Modern medicine knows this hardening of the arteries in the body can lead to many serious, and often fatal, complications such as heart attacks and strokes. The writer of Hebrews knew a little something about this concept of hardening. In the third chapter of Hebrews, three times he warns his readers against hardening their hearts. The Greek word he used each time was skleryno, which means ‘to make hard or stiff’. (Zodhiates Key Word Study Bible. P. 1672). Each time this word is used in the New Testament it is used figuratively rather than literally and it is always used in reference to the heart or mind. Do you see the similarity in the two words: arterioSCLERosis and SKLERyno? Any time you see that root word used you can immediately know it is referring to something being hardened.

HeBrews: A Better Blend

God sent the writer of Hebrews to these Christian Jews of antiquity to remind them not to place Moses on the throne of their hearts. Only Jesus should occupy the throne in the heart and life of a Christian.  As we continue our look into chapter three of Hebrews we find the writer taking a laser pointer and identifying the exact problem of these Christians.

Read Hebrews 3: 7-19 again

7 So, as the Holy Spirit says: “Today, if you hear his voice, 8 do not harden your hearts as you did in the rebellion, during the time of testing in the desert, 9 where your fathers tested and tried me and for forty years saw what I did. 10 That is why I was angry with that generation, and I said, ‘Their hearts are always going astray, and they have not known my ways.’ 11 So I declared on oath in my anger, ‘They shall never enter my rest.’  12 See to it, brothers, that none of you has a sinful, unbelieving heart that turns away from the living God. 13 But encourage one another daily,as long as it is called Today, so that none of you may be hardened by sin’s deceitfulness. 14 We have come to share in Christ if we hold firmly till the end the confidence we had at first. 15 As has just been said: “Today, if you hear his voice, do not harden your hearts as you did in the rebellion.” 16 Who were they who heard and rebelled? Were they not all those Moses led out of Egypt? 17 And with whom was he angry for forty years? Was it not with those who sinned, whose bodies fell in the desert? 18 And to whom did God swear that they would never enter his rest if not to those who disobeyed ? 19 So we see that they were not able to enter, because of their unbelief.

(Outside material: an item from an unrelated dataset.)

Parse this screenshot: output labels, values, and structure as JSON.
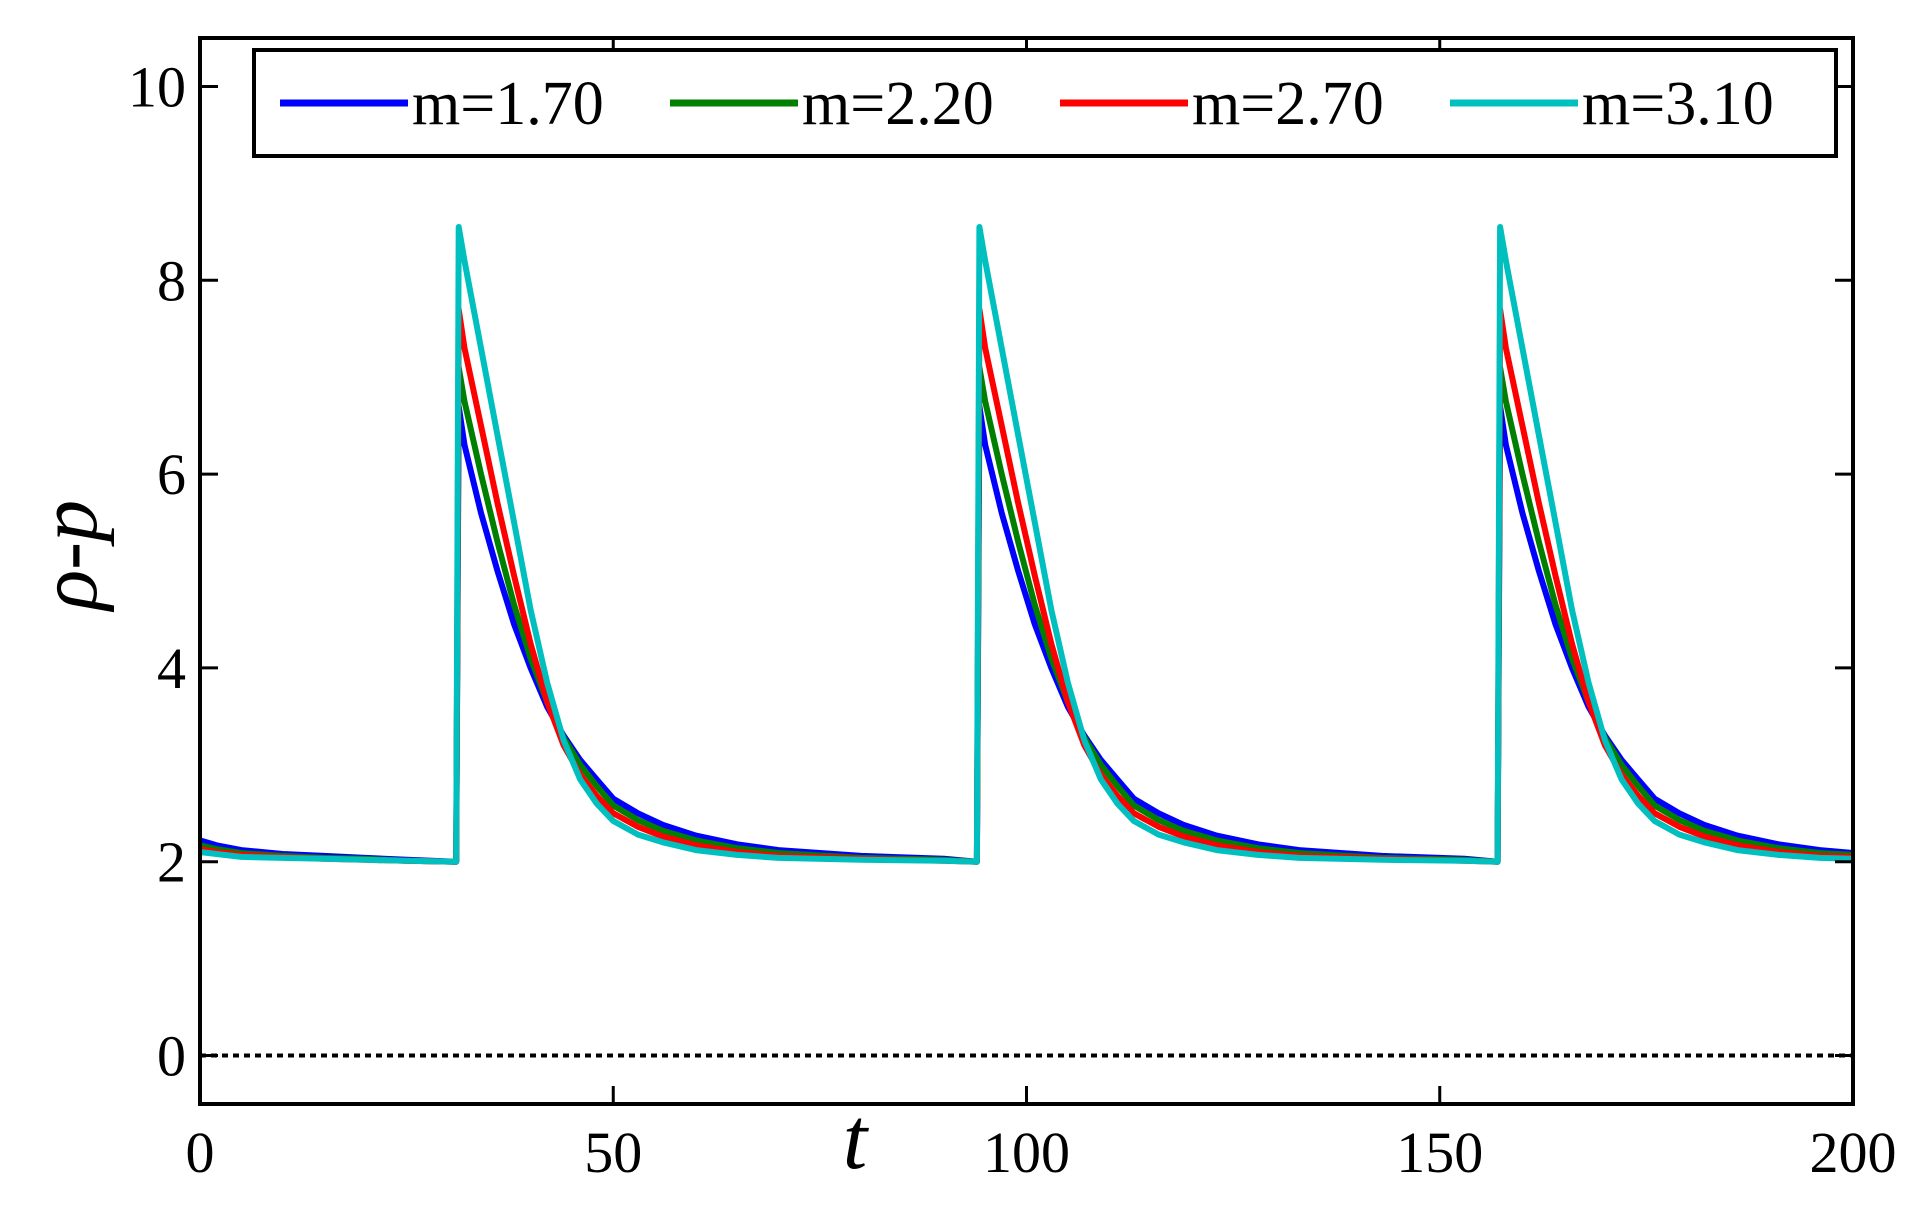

  • Look carefully at verses 8, 13 and 15. What word do you find used in each of these verses? (Hint: skleryno)

Now turn to Psalm 95 and read verses 6 through 11. 

Come, let us bow down in worship, let us kneel before the LORD our Maker; 7 for he is our God and we are the people of his pasture, the flock under his care. Today, if you hear his voice, 8 do not harden your hearts as you did at Meribah, as you did that day at Massah in the desert, 9 where your fathers tested and tried me, though they had seen what I did. 10 For forty years I was angry with that generation; I said, “They are a people whose hearts go astray, and they have not known my ways.” 11 So I declared on oath in my anger, “They shall never enter my rest.”

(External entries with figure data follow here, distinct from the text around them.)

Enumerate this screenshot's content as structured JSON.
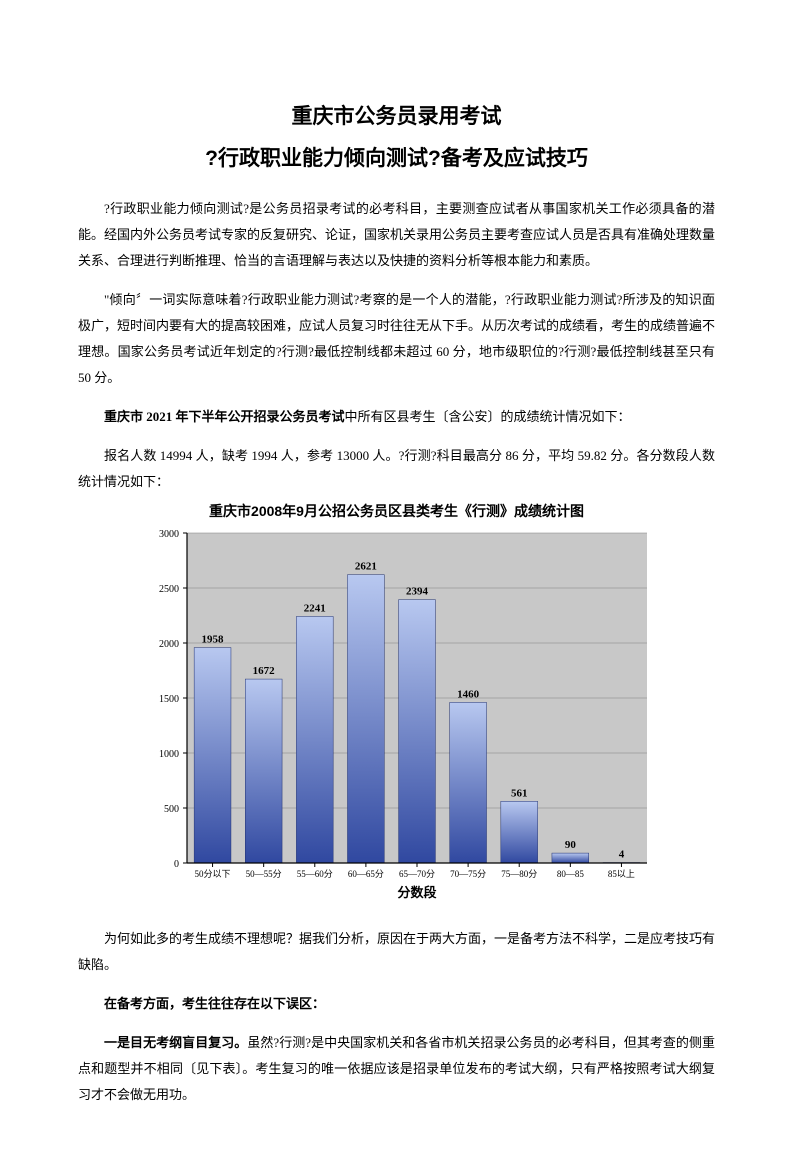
{
  "title_line1": "重庆市公务员录用考试",
  "title_line2": "?行政职业能力倾向测试?备考及应试技巧",
  "para1": "?行政职业能力倾向测试?是公务员招录考试的必考科目，主要测查应试者从事国家机关工作必须具备的潜能。经国内外公务员考试专家的反复研究、论证，国家机关录用公务员主要考查应试人员是否具有准确处理数量关系、合理进行判断推理、恰当的言语理解与表达以及快捷的资料分析等根本能力和素质。",
  "para2": "\"倾向〞一词实际意味着?行政职业能力测试?考察的是一个人的潜能，?行政职业能力测试?所涉及的知识面极广，短时间内要有大的提高较困难，应试人员复习时往往无从下手。从历次考试的成绩看，考生的成绩普遍不理想。国家公务员考试近年划定的?行测?最低控制线都未超过 60 分，地市级职位的?行测?最低控制线甚至只有 50 分。",
  "para3_bold": "重庆市 2021 年下半年公开招录公务员考试",
  "para3_rest": "中所有区县考生〔含公安〕的成绩统计情况如下：",
  "para4": "报名人数 14994 人，缺考 1994 人，参考 13000 人。?行测?科目最高分 86 分，平均 59.82 分。各分数段人数统计情况如下：",
  "para5": "为何如此多的考生成绩不理想呢？据我们分析，原因在于两大方面，一是备考方法不科学，二是应考技巧有缺陷。",
  "para6": "在备考方面，考生往往存在以下误区：",
  "para7_bold": "一是目无考纲盲目复习。",
  "para7_rest": "虽然?行测?是中央国家机关和各省市机关招录公务员的必考科目，但其考查的侧重点和题型并不相同〔见下表〕。考生复习的唯一依据应该是招录单位发布的考试大纲，只有严格按照考试大纲复习才不会做无用功。",
  "chart": {
    "title": "重庆市2008年9月公招公务员区县类考生《行测》成绩统计图",
    "categories": [
      "50分以下",
      "50—55分",
      "55—60分",
      "60—65分",
      "65—70分",
      "70—75分",
      "75—80分",
      "80—85",
      "85以上"
    ],
    "values": [
      1958,
      1672,
      2241,
      2621,
      2394,
      1460,
      561,
      90,
      4
    ],
    "bar_color_top": "#b8c8f0",
    "bar_color_bottom": "#3048a0",
    "plot_bg": "#c8c8c8",
    "grid_color": "#808080",
    "axis_color": "#000000",
    "label_color": "#000000",
    "ylim": [
      0,
      3000
    ],
    "ytick_step": 500,
    "xlabel": "分数段",
    "label_fontsize": 10,
    "title_fontsize": 14,
    "bar_width": 0.72
  }
}
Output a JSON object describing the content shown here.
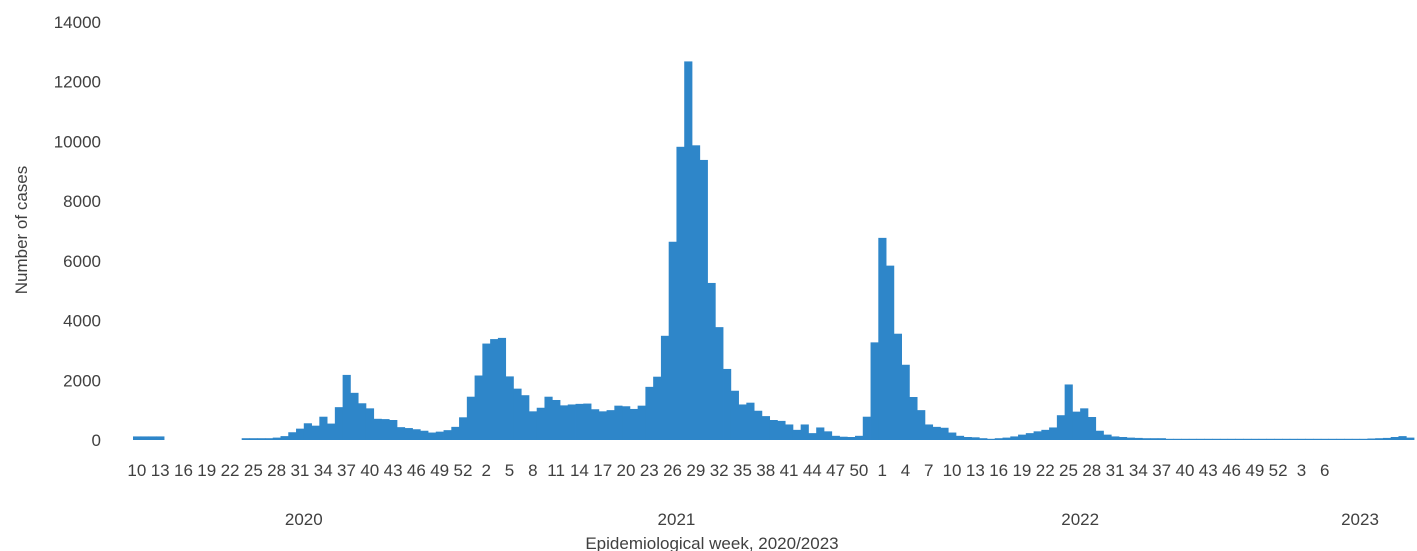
{
  "chart_data": {
    "type": "bar",
    "title": "",
    "xlabel": "Epidemiological week, 2020/2023",
    "ylabel": "Number of cases",
    "ylim": [
      0,
      14000
    ],
    "yticks": [
      0,
      2000,
      4000,
      6000,
      8000,
      10000,
      12000,
      14000
    ],
    "grid": false,
    "legend": "none",
    "bar_color": "#2e86c9",
    "years": [
      "2020",
      "2021",
      "2022",
      "2023"
    ],
    "week_tick_labels": [
      "10",
      "13",
      "16",
      "19",
      "22",
      "25",
      "28",
      "31",
      "34",
      "37",
      "40",
      "43",
      "46",
      "49",
      "52",
      "2",
      "5",
      "8",
      "11",
      "14",
      "17",
      "20",
      "23",
      "26",
      "29",
      "32",
      "35",
      "38",
      "41",
      "44",
      "47",
      "50",
      "1",
      "4",
      "7",
      "10",
      "13",
      "16",
      "19",
      "22",
      "25",
      "28",
      "31",
      "34",
      "37",
      "40",
      "43",
      "46",
      "49",
      "52",
      "3",
      "6"
    ],
    "first_week_label": "10",
    "values": [
      120,
      120,
      120,
      120,
      0,
      0,
      0,
      0,
      0,
      0,
      0,
      0,
      0,
      0,
      60,
      60,
      60,
      60,
      80,
      130,
      260,
      380,
      560,
      480,
      780,
      550,
      1100,
      2180,
      1580,
      1230,
      1060,
      710,
      700,
      670,
      430,
      400,
      360,
      310,
      250,
      280,
      330,
      440,
      760,
      1450,
      2160,
      3230,
      3380,
      3420,
      2130,
      1720,
      1500,
      960,
      1080,
      1450,
      1340,
      1160,
      1190,
      1210,
      1220,
      1030,
      960,
      1000,
      1150,
      1130,
      1040,
      1150,
      1780,
      2120,
      3490,
      6640,
      9820,
      12680,
      9870,
      9380,
      5260,
      3780,
      2380,
      1650,
      1190,
      1250,
      980,
      800,
      670,
      640,
      520,
      340,
      520,
      230,
      420,
      290,
      140,
      110,
      100,
      140,
      780,
      3270,
      6770,
      5840,
      3560,
      2520,
      1440,
      1000,
      520,
      440,
      410,
      250,
      140,
      100,
      90,
      60,
      40,
      60,
      80,
      120,
      180,
      230,
      290,
      340,
      420,
      830,
      1860,
      950,
      1060,
      770,
      310,
      180,
      120,
      100,
      80,
      70,
      60,
      60,
      60,
      40,
      40,
      40,
      40,
      40,
      40,
      40,
      40,
      40,
      40,
      40,
      40,
      40,
      40,
      40,
      40,
      40,
      40,
      40,
      40,
      40,
      40,
      40,
      40,
      40,
      40,
      50,
      60,
      70,
      100,
      130,
      80
    ]
  }
}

Do you find anything familiar? There is that word ‘harden’. 

Consider this passage from Word Biblical Commentary about these corresponding verses from Psalm 95 and Hebrews 3.

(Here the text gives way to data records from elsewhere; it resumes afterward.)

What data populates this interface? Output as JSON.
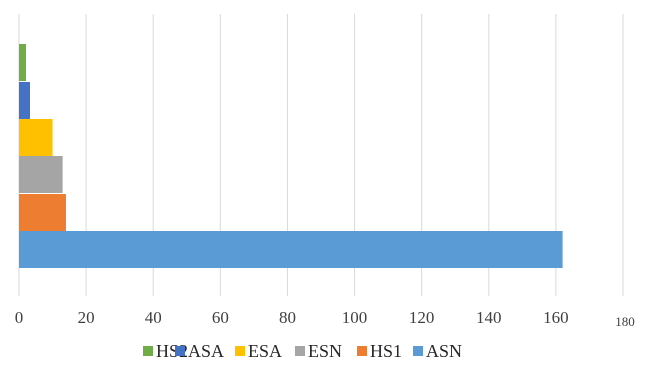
{
  "chart_data": {
    "type": "bar",
    "orientation": "horizontal",
    "title": "",
    "xlabel": "",
    "ylabel": "",
    "xlim": [
      0,
      180
    ],
    "x_ticks": [
      "0",
      "20",
      "40",
      "60",
      "80",
      "100",
      "120",
      "140",
      "160",
      "180"
    ],
    "grid": "vertical",
    "legend_position": "bottom",
    "series": [
      {
        "name": "ASN",
        "value": 162,
        "color": "#5B9BD5"
      },
      {
        "name": "HS1",
        "value": 14,
        "color": "#ED7D31"
      },
      {
        "name": "ESN",
        "value": 13,
        "color": "#A5A5A5"
      },
      {
        "name": "ESA",
        "value": 10,
        "color": "#FFC000"
      },
      {
        "name": "ASA",
        "value": 3,
        "color": "#4472C4"
      },
      {
        "name": "HS2",
        "value": 2,
        "color": "#70AD47"
      }
    ],
    "legend_order": [
      "HS2",
      "ASA",
      "ESA",
      "ESN",
      "HS1",
      "ASN"
    ]
  }
}
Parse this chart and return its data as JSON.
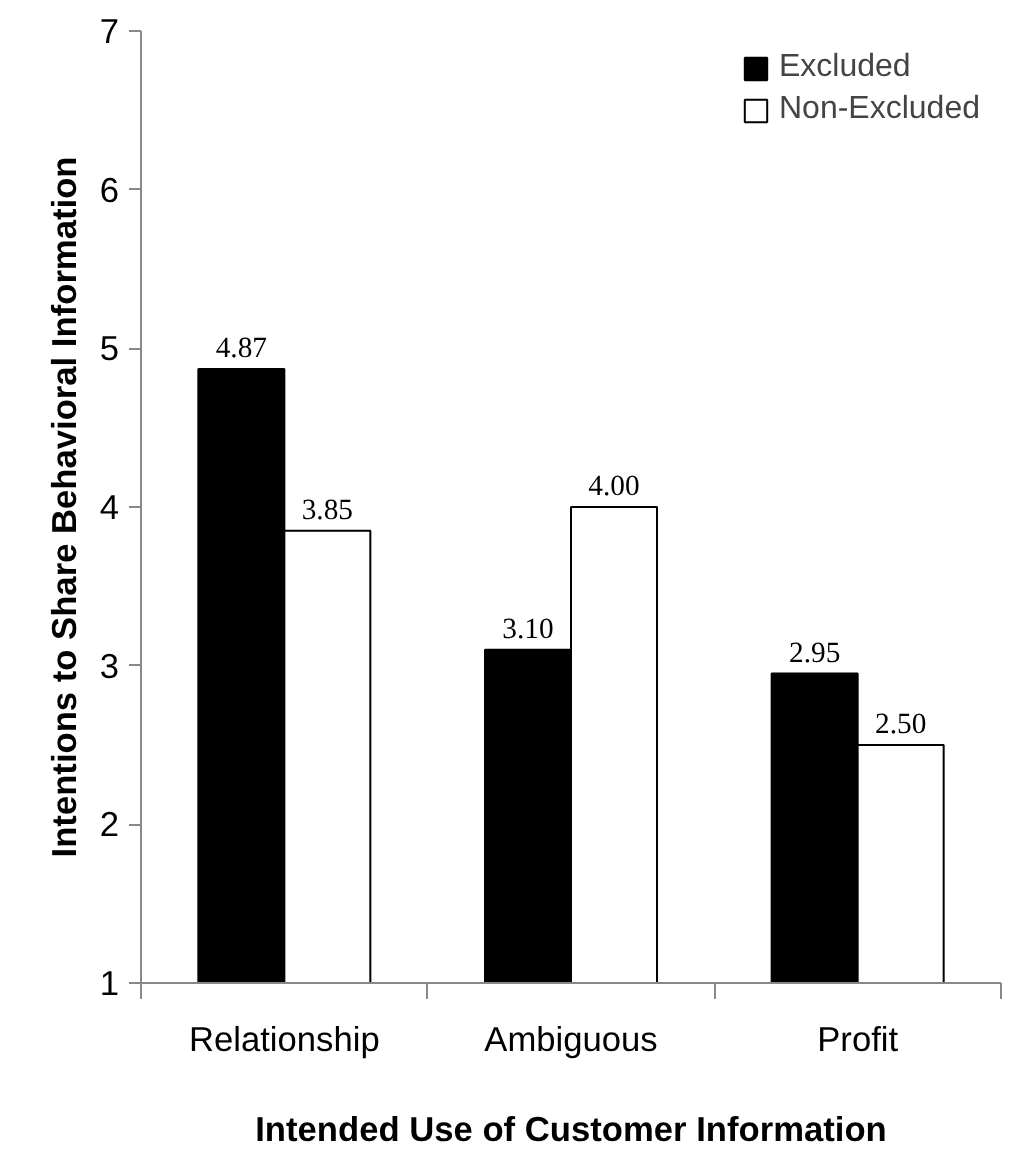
{
  "chart_data": {
    "type": "bar",
    "xlabel": "Intended Use of Customer Information",
    "ylabel": "Intentions to Share Behavioral Information",
    "categories": [
      "Relationship",
      "Ambiguous",
      "Profit"
    ],
    "series": [
      {
        "name": "Excluded",
        "color": "#000000",
        "values": [
          4.87,
          3.1,
          2.95
        ],
        "value_labels": [
          "4.87",
          "3.10",
          "2.95"
        ]
      },
      {
        "name": "Non-Excluded",
        "color": "#ffffff",
        "values": [
          3.85,
          4.0,
          2.5
        ],
        "value_labels": [
          "3.85",
          "4.00",
          "2.50"
        ]
      }
    ],
    "ylim": [
      1,
      7
    ],
    "yticks": [
      1,
      2,
      3,
      4,
      5,
      6,
      7
    ],
    "grid": false,
    "legend": "top right"
  }
}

 “The witness of Scripture is brought from the past into the present, contemporary with the experience of the readers. What was spoken or written concerning the desert generation centuries before has immediate relevance to the community addressed.” (WBC p.85) 

These two passages refer to the Israelites turning away from God in the desert at Kadesh. They had refused to enter the Promised Land because of unbelief and hearts that were hardened toward God.

Next week we will finish our look at Hebrews 3 and this issue of hardened hearts. But for now, consider our Meditation Moment for the day.

MEDITATION MOMENT: It seems that hardened hearts are a common theme in the life of humanity. The Israelites of antiquity were plagued with hardened hearts. The Hellenistic Jews of New Testament times seemed to be tempted toward hardened hearts. Does this hard-heart syndrome still live on today? Explain your answer and offer examples, if appropriate.